Authentication with SIWE (Sign-In with Ethereum)

// Sign-In with Ethereum — wallet-based authentication
// Install: npm install siwe

// Backend — verify the signature
import { SiweMessage } from 'siwe';

async function verifySignIn(message: string, signature: string) {
  const siweMessage = new SiweMessage(message);
  const result = await siweMessage.verify({ signature });

  if (result.success) {
    // Create a session for the verified address
    return {
      address: siweMessage.address,
      chainId: siweMessage.chainId,
    };
  }
  throw new Error('Invalid signature');
}

// Frontend — request signature
async function signIn(signer: ethers.Signer) {
  const address = await signer.getAddress();
  const message = new SiweMessage({
    domain: window.location.host,
    address,
    statement: 'Sign in to My dApp',
    uri: window.location.origin,
    version: '1',
    chainId: 1,
    nonce: await fetchNonceFromServer(), // Prevent replay attacks
  });

  const messageString = message.prepareMessage();
  const signature = await signer.signMessage(messageString);

  // Send to backend for verification
  const response = await fetch('/api/auth/verify', {
    method: 'POST',
    body: JSON.stringify({ message: messageString, signature }),
  });
  return response.json();
}

Design Decisions: On-chain vs Off-chain

Where to Put Your Data

Data Type Location Reason
Token balances, ownershipOn-chain (smart contract)Must be trustless and verifiable
NFT images, mediaIPFS / ArweaveToo large for on-chain, needs decentralization
Transaction history queriesIndexer (The Graph)Complex queries are slow via RPC
User profiles, preferencesOff-chain databaseNot financially sensitive, needs fast reads
Access control, governance votesOn-chainMust be transparent and tamper-proof

Architecture Best Practices

  • Minimize on-chain data: Store only essential state on-chain.
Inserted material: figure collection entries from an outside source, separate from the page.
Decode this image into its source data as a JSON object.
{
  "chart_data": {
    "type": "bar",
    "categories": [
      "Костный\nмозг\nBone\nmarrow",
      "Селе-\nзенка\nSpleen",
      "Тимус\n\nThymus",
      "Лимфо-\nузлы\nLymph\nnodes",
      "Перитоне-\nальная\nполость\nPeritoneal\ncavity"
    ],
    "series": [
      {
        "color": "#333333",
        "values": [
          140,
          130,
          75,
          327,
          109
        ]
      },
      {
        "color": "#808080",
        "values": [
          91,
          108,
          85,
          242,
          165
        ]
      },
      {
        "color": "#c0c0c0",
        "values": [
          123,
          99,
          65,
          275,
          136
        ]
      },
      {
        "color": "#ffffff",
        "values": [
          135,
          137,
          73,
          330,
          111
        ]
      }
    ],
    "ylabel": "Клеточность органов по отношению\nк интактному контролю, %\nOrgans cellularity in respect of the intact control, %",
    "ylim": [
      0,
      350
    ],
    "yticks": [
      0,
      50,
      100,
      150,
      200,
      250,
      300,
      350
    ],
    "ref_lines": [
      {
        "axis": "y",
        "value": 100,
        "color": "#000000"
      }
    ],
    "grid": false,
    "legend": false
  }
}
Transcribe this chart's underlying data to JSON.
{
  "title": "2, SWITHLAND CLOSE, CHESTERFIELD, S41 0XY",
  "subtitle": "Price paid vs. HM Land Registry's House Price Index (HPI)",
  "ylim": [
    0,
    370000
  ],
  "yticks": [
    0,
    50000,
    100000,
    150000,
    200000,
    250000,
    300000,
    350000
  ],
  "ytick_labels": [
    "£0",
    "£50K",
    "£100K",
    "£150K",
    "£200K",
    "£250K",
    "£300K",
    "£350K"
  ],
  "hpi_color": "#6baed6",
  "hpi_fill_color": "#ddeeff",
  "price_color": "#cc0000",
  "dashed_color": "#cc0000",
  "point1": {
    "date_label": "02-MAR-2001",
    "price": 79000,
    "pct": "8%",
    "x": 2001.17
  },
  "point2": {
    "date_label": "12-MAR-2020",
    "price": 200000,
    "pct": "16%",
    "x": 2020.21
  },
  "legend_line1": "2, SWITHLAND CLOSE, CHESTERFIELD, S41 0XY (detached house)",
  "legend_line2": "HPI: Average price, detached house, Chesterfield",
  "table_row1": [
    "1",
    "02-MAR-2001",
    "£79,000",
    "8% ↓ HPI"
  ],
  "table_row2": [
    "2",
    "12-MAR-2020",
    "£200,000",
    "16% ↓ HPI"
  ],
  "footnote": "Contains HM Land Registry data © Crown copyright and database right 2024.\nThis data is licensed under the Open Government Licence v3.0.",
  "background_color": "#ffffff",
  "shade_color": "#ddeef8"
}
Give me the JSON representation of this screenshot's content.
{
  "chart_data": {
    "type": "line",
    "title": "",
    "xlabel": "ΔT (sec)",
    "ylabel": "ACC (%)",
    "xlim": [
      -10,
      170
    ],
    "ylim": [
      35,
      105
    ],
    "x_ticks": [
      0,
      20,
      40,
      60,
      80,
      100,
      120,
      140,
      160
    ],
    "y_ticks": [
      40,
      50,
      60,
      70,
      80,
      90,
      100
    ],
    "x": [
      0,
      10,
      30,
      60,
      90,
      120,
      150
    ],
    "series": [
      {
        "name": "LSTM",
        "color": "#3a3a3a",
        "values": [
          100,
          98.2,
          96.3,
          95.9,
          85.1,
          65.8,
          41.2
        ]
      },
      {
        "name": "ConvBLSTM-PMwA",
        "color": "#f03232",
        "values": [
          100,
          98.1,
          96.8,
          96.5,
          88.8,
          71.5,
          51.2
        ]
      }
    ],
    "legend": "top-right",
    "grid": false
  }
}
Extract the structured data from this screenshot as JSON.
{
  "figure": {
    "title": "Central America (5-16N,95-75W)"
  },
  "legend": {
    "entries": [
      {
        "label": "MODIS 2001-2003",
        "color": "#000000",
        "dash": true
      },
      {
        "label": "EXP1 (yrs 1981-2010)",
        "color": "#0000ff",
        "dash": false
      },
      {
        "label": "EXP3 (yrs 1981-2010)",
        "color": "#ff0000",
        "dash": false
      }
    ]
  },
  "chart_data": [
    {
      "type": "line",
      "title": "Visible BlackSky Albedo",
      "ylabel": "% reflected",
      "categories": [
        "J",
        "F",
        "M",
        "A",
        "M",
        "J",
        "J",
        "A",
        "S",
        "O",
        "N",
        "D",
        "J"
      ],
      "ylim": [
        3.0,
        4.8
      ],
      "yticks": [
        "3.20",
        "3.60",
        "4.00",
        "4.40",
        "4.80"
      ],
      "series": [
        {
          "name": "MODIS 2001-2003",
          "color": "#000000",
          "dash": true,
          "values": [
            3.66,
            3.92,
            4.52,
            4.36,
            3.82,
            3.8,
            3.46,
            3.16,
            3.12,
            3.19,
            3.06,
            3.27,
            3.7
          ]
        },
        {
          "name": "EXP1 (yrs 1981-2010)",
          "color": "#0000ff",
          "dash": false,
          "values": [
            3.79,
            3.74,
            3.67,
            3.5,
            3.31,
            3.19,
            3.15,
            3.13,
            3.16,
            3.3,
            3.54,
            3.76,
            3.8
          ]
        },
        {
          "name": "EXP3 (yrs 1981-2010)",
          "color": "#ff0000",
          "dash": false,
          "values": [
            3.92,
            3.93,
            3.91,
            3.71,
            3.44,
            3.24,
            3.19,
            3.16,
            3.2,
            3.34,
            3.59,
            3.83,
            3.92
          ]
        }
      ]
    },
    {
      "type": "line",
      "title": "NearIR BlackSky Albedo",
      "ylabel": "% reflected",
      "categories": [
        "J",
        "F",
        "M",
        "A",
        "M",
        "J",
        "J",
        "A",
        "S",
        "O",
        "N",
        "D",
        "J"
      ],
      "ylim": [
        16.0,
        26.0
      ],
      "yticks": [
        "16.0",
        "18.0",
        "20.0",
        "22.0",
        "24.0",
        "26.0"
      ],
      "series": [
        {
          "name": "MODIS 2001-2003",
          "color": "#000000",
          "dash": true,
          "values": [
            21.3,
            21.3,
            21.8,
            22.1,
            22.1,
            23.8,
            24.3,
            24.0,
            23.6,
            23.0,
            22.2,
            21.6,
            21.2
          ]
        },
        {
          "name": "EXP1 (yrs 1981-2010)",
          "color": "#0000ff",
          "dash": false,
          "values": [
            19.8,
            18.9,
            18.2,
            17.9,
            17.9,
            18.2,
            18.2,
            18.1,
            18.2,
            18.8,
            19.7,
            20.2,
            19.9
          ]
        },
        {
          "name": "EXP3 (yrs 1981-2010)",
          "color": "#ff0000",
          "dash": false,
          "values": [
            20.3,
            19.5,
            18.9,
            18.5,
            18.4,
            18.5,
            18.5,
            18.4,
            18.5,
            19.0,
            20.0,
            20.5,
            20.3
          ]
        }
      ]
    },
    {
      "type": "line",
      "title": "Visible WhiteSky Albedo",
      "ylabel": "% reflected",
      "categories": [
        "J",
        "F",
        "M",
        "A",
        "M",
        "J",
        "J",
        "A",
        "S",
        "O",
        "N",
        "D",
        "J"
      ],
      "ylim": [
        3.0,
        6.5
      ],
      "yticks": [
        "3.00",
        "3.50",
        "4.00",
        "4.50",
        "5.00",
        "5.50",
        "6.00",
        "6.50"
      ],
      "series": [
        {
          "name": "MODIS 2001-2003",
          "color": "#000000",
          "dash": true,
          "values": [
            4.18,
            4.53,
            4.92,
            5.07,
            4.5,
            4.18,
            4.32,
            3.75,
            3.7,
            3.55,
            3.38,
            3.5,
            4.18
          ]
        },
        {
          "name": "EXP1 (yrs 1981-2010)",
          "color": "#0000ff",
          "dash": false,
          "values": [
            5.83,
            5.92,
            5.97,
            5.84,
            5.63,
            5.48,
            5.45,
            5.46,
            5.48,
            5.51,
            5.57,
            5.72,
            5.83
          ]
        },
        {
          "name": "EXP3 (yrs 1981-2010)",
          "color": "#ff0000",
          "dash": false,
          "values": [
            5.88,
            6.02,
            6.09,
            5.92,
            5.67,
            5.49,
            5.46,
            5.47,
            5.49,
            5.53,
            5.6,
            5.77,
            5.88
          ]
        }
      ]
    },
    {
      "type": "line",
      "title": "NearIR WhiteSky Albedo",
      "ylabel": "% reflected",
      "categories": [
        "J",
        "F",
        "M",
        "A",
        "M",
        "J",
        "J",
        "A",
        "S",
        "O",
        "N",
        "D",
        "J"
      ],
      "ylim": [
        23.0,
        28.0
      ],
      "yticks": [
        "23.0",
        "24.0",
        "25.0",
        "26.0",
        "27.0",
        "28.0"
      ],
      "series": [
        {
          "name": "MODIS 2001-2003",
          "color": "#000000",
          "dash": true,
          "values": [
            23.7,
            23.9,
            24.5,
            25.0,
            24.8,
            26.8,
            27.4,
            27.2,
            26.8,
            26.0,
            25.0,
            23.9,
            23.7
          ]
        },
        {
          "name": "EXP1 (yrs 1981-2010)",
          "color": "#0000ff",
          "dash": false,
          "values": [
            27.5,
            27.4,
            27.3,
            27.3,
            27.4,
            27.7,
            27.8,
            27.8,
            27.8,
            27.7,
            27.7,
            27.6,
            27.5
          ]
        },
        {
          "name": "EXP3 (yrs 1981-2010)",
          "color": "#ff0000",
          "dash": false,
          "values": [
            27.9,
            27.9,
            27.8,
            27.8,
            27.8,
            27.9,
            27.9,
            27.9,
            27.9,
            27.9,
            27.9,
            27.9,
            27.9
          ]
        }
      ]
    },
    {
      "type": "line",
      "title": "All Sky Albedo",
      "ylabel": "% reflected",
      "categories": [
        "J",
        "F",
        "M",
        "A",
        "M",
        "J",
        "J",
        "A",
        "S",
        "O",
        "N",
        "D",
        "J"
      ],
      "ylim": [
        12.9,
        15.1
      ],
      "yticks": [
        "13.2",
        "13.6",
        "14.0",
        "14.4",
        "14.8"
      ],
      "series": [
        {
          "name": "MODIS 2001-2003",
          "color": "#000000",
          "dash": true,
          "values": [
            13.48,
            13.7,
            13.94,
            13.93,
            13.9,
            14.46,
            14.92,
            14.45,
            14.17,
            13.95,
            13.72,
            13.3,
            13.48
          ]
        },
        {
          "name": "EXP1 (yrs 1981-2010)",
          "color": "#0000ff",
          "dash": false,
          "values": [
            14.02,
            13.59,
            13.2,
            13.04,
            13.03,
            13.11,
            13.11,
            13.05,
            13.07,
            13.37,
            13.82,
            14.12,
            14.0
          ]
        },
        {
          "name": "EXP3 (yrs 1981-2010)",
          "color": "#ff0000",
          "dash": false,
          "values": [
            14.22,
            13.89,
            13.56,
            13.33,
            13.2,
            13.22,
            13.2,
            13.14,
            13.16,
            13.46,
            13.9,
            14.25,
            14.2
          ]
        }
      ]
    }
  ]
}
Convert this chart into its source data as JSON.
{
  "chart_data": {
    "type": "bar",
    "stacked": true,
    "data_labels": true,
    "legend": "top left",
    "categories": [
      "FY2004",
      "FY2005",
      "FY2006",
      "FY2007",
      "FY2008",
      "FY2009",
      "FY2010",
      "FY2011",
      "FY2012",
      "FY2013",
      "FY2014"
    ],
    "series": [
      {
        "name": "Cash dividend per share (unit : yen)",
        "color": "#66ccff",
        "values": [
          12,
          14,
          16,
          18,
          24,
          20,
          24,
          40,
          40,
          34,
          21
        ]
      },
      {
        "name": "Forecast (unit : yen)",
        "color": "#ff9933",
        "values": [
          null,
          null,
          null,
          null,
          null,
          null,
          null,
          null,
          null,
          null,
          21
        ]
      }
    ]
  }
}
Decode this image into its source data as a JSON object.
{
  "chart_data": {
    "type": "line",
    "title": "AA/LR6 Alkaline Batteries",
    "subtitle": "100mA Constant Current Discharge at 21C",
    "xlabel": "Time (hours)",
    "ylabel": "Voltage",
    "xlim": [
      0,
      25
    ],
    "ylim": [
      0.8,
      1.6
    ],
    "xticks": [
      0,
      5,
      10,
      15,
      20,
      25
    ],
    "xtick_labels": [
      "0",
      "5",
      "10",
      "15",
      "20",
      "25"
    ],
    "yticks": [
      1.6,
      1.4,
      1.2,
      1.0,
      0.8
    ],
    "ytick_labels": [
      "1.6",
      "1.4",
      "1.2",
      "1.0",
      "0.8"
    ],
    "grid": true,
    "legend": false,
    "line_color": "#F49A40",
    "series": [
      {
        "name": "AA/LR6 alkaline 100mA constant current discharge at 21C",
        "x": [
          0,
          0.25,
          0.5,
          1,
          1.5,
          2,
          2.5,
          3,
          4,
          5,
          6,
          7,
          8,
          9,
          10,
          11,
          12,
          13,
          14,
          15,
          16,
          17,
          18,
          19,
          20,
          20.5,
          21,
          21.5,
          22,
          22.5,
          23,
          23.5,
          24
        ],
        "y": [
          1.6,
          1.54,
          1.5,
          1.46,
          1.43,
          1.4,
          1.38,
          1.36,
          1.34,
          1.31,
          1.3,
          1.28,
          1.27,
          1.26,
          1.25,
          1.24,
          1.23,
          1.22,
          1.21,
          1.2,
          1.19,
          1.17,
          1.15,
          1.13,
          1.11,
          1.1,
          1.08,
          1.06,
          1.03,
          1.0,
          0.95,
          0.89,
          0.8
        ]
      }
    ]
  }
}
Use events for data that only needs to be indexed.
  • Use events liberally: Events are cheap to emit and enable off-chain indexing of all important actions.
  • Separate read and write paths: Use indexers for reads, direct RPC for writes. This gives fast reads without compromising write security.
  • Plan for upgrades: Use proxy patterns or modular architecture if your contracts may need updates.
  • Handle transaction lifecycles: Show pending, confirming, and confirmed states in the UI for every transaction.